I heard this question a few days ago, so reciting from memory:
If I were to randomly choose an arbitrarily large positive integer $n$, could I write a function that determines the likelihood of it being prime?
Intuitively, what would it mean to assign a probability to an integer of being prime?
Edit 1
I'm not sure how to incorporate the prime-counting function into this.
Edit 2
Alright, so the page on the prime number theorem says that:
Informally speaking, the prime number theorem states that if a random integer is selected in the range of zero to some large integer N, the probability that the selected integer is prime is about 1 / ln(N), where ln(N) is the natural logarithm of N.
Looking through the references, though, I can't find a more formal proof.
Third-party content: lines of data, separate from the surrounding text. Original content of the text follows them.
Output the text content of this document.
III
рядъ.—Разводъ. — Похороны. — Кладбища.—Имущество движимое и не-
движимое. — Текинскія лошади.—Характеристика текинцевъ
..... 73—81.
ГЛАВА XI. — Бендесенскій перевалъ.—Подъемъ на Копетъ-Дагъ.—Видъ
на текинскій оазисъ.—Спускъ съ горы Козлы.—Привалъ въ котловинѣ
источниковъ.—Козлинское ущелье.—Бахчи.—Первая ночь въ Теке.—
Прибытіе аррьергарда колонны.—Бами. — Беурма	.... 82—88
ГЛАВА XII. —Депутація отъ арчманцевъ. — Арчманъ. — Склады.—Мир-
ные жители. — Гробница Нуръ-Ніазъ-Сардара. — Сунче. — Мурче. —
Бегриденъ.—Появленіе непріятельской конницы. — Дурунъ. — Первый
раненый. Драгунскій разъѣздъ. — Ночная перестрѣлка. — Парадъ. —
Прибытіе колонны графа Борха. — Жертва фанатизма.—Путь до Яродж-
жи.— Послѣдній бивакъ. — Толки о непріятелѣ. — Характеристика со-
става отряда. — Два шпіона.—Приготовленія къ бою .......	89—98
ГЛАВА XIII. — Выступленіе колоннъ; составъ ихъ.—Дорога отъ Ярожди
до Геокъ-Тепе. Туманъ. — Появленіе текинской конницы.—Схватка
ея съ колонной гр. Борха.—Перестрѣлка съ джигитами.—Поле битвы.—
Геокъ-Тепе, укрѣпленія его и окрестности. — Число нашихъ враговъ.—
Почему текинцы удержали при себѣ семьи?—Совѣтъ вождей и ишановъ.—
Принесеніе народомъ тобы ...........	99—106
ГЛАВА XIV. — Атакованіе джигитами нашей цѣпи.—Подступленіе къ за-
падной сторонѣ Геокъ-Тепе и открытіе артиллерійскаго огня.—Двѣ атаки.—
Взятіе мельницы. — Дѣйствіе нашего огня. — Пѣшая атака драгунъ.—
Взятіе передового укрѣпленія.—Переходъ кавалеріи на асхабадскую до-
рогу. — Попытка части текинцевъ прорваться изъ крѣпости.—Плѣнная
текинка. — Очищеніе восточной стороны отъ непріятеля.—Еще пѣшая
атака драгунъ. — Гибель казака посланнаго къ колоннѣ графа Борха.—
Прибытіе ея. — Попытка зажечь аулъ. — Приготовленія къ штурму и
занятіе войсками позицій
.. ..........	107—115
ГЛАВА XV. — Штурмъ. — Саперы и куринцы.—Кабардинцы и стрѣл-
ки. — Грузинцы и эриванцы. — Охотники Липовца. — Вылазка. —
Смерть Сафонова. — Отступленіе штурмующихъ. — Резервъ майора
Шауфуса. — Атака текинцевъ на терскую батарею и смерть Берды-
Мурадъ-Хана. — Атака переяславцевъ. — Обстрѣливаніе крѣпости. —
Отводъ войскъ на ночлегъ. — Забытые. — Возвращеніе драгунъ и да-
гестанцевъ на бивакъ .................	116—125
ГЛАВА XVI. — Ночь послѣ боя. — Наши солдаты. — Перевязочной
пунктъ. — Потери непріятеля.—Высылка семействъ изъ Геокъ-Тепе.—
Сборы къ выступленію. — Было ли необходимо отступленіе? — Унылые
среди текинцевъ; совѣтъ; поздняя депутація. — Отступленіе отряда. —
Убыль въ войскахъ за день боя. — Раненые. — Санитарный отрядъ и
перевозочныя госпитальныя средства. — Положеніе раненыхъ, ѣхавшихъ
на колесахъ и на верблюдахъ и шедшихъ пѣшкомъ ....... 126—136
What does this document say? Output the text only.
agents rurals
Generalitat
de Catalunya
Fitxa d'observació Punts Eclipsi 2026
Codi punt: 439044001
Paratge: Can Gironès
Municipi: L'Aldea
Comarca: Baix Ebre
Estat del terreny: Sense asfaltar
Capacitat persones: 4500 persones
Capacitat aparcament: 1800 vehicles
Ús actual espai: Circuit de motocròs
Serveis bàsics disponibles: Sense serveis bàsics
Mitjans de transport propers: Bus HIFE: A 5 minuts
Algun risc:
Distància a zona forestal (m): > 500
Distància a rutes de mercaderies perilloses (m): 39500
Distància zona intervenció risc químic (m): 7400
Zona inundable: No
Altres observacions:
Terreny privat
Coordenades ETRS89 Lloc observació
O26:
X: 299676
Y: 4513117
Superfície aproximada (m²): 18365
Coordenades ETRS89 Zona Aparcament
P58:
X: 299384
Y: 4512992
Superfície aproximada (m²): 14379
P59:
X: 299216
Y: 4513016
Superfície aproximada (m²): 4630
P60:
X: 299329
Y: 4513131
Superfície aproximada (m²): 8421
So I will revise my question.
For a random integer selected in the range of $0$ to some large integer $N$, prove that the probability the selected integer is prime is $\frac{1}{\ln{N}}$.
Edit 3
If the selected integer $n$ was prime, it's necessary that it has no prime factors $p\leq\sqrt{n}$. If we could find the probability that $n$ is divisible by $p$ as some function of $p$, then could we write$$\prod_{p=2}^{\sqrt{n}}\left(1-f(p)\right)$$where $f(p)$ is the probability that $n$ is divisible by $p$?
Care should be taken in the sense we take the "density" of primes.
The prime number theorem states that $$ \pi(n)=\frac{n}{\log(n)}+O\left(\frac{n}{\log(n)^2}\right)\tag{1} $$ Thus, $$ \begin{align} \pi(n(1+\alpha))-\pi(n) &=\frac{n(1+\alpha)}{\log(n)+\log(1+\alpha)}-\frac{n}{\log(n)}+O\left(\frac{n}{\log(n)^2}\right)\\ &=\frac{n(1+\alpha)}{\log(n)}-\frac{n}{\log(n)}+O\left(\frac{n}{\log(n)^2}\right)\\ &=\frac{\alpha n}{\log(n)}+O\left(\frac{n}{\log(n)^2}\right)\tag{2} \end{align} $$ Therefore, $$ \frac{\pi(n(1+\alpha))-\pi(n)}{\alpha n} =\frac1{\log(n)}+O\left(\frac1{\alpha\log(n)^2}\right)\tag{3} $$ In the sense of $(3)$, the density of primes is $\dfrac1{\log(n)}$.